O órgão aponta que essas medidas temporárias permitem aos gestores tempo relativo para a estruturação dos serviços de atenção à saúde da população, com consequente proteção ao Sistema Único de Saúde (SUS).

A recomendação do Ministério é de que as Unidades da Federação que implementaram medidas de distanciamento social devem manter essas medidas até que o suprimento de equipamentos (leitos, EPIs, respiradores e testes laboratoriais) e equipes de saúde (médicos, enfermeiros, demais trabalhadores de saúde e outros) estejam disponíveis em quantitativo suficiente, de forma a promover, com segurança, a transição para a estratégia de distanciamento social seletivo.

O Ministério da Saúde também utiliza o documento para esclarecer que nunca recomendou a adoção de qualquer medida de distanciamento social específica: “Esse ato deve ser adotado pelos gestores locais, com base em suas realidades epidemiológicas e estruturais”.

O texto traz a avaliação de que os leitos de Unidades de Terapia Intensiva (UTIs) e de internação não estão devidamente estruturados e nem em número suficiente para a fase mais aguda da epidemia. O Ministério da Saúde diz que deve concluir com estados e municípios, nesta semana, um painel de acompanhamento real dos leitos disponíveis e ocupados que estão reservados ao atendimento de pacientes com Covid-19 – incluindo estratégias de Telemedicina, de atenção básica para casos leves e de cuidado intensivo em casos graves.

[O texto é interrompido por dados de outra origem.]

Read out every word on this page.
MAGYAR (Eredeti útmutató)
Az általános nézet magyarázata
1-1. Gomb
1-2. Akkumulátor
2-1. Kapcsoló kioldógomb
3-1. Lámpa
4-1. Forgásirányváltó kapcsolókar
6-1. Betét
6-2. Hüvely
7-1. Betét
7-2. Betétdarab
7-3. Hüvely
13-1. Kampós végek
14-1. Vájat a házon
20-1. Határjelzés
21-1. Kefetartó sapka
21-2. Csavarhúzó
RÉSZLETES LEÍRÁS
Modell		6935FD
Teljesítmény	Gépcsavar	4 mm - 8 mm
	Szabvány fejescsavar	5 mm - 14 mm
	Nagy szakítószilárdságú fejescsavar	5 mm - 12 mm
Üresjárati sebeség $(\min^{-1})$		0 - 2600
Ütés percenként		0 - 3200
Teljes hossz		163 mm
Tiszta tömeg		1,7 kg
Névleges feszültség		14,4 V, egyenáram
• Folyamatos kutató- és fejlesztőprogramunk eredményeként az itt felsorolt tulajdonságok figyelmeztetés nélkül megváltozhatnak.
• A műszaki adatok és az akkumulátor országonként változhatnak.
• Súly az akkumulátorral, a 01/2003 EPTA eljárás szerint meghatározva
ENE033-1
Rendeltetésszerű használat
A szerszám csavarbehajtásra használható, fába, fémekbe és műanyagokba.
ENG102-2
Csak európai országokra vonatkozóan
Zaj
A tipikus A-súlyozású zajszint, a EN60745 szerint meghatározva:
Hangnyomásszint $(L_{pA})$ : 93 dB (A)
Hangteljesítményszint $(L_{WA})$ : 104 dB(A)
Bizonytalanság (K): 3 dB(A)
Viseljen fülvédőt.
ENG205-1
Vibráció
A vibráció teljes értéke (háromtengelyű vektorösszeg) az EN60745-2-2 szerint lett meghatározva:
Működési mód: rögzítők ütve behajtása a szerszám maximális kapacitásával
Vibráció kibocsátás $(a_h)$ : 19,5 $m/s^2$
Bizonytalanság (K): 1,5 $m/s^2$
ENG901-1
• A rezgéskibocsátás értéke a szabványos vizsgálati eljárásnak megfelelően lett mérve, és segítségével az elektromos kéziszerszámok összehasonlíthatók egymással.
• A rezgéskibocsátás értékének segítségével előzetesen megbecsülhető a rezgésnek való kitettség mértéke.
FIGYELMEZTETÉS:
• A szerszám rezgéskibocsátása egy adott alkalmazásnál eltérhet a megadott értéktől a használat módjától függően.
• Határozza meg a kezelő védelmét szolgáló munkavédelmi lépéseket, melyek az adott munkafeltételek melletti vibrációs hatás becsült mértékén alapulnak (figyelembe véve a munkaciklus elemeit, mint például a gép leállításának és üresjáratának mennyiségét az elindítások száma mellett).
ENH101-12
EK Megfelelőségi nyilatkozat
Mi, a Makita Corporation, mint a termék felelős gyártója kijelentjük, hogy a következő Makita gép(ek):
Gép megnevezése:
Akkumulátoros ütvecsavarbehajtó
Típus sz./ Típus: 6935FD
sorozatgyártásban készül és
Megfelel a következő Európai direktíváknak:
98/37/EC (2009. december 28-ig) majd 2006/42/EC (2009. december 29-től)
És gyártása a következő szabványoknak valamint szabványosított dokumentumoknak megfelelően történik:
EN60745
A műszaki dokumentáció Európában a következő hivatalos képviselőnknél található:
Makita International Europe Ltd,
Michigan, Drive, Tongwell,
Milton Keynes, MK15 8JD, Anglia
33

O boletim também lista os objetivos da resposta do SUS diante da pandemia:

· Interromper a transmissão de humano para humano e mitigar eventos que amplifiquem a transmissão;

· Identificar oportunamente casos suspeitos de síndrome gripal e de síndrome respiratória aguda grave, por meio de diagnóstico clínico e laboratorial;

· Isolar sintomáticos e prestar atendimento aos pacientes;

· Fomentar estudos e pesquisas para descrever a história natural da doença no Brasil, padrão de transmissão, gravidade, opções terapêuticas, desenvolvimento de medicamentos e vacinas, além de contribuir com o esforço internacional para investigar lacunas no conhecimento científico sobre a doença;

· Estabelecer mecanismos ágeis para registro, aquisição nacional e/ou internacional, distribuição, avaliação e monitoramento da qualidade de produtos, equipamentos e insumos relacionados à resposta à pandemia, de modo a incentivar a produção nacional;

· Estabelecer diretrizes institucionais para gestão e abertura de dados científicos e a implantação de boas práticas da ciência e dados abertos, garantindo transparência e monitoramento da sociedade e órgãos de controle de todos os processos de tomada de decisão, bem como combater a desinformação (fake news) e comunicar, diariamente, a situação epidemiológica, situação de risco e avanços na resposta em cada fase de enfrentamento;

· Minimizar o impacto social e econômico por meio de parcerias multissetoriais e em apoio às medidas de distanciamento social ampliado e seletivo adotadas pelos Estados, Distrito Federal e Municípios;

· Realizar o monitoramento dos casos notificados e óbitos, ocupação e instalação de leitos, suprimento de equipamentos de proteção individual, testes laboratoriais (moleculares e sorológicos), respiradores mecânicos, força de trabalho, logística e comunicação.

Atualização dos números

A publicação foi seguida pelo Boletim Epidemiológico 9, de 11 de abril, que trouxe novos números sobre a infecção por coronavírus. O documento também trouxe o cálculo do coeficiente brasileiro de incidência de Covid-19, que ficou em 98/1.000.000.

Amazonas (coeficiente de 250), Amapá (224), Distrito Federal (190), São Paulo (182), Ceará (172) e Rio de Janeiro (150), locais que registram número 50% maior do que a incidência nacional e são considerados em situação emergencial. Roraima (119) e Santa Catarina (101) – com números entre os 50% e a incidência nacional – se encontram em estado de atenção.

Já o coeficiente de mortalidade por 1.000.000 de habitantes no Brasil ficou em 5. Por Unidades Federativas, os maiores coeficientes foram registrados em Amazonas (13), São Paulo (12) e Rio de Janeiro (9) – todos 50% acima da média nacional. Em estado de atenção, estão Pernambuco (7) e Ceará (7).

O boletim também mostra a evolução de hospitalizações por Síndrome Respiratória Aguda Grave (SRAG) até a semana epidemiológica 14, na qual observa-se um incremento de 310% em 2020, em relação ao mesmo período do último ano.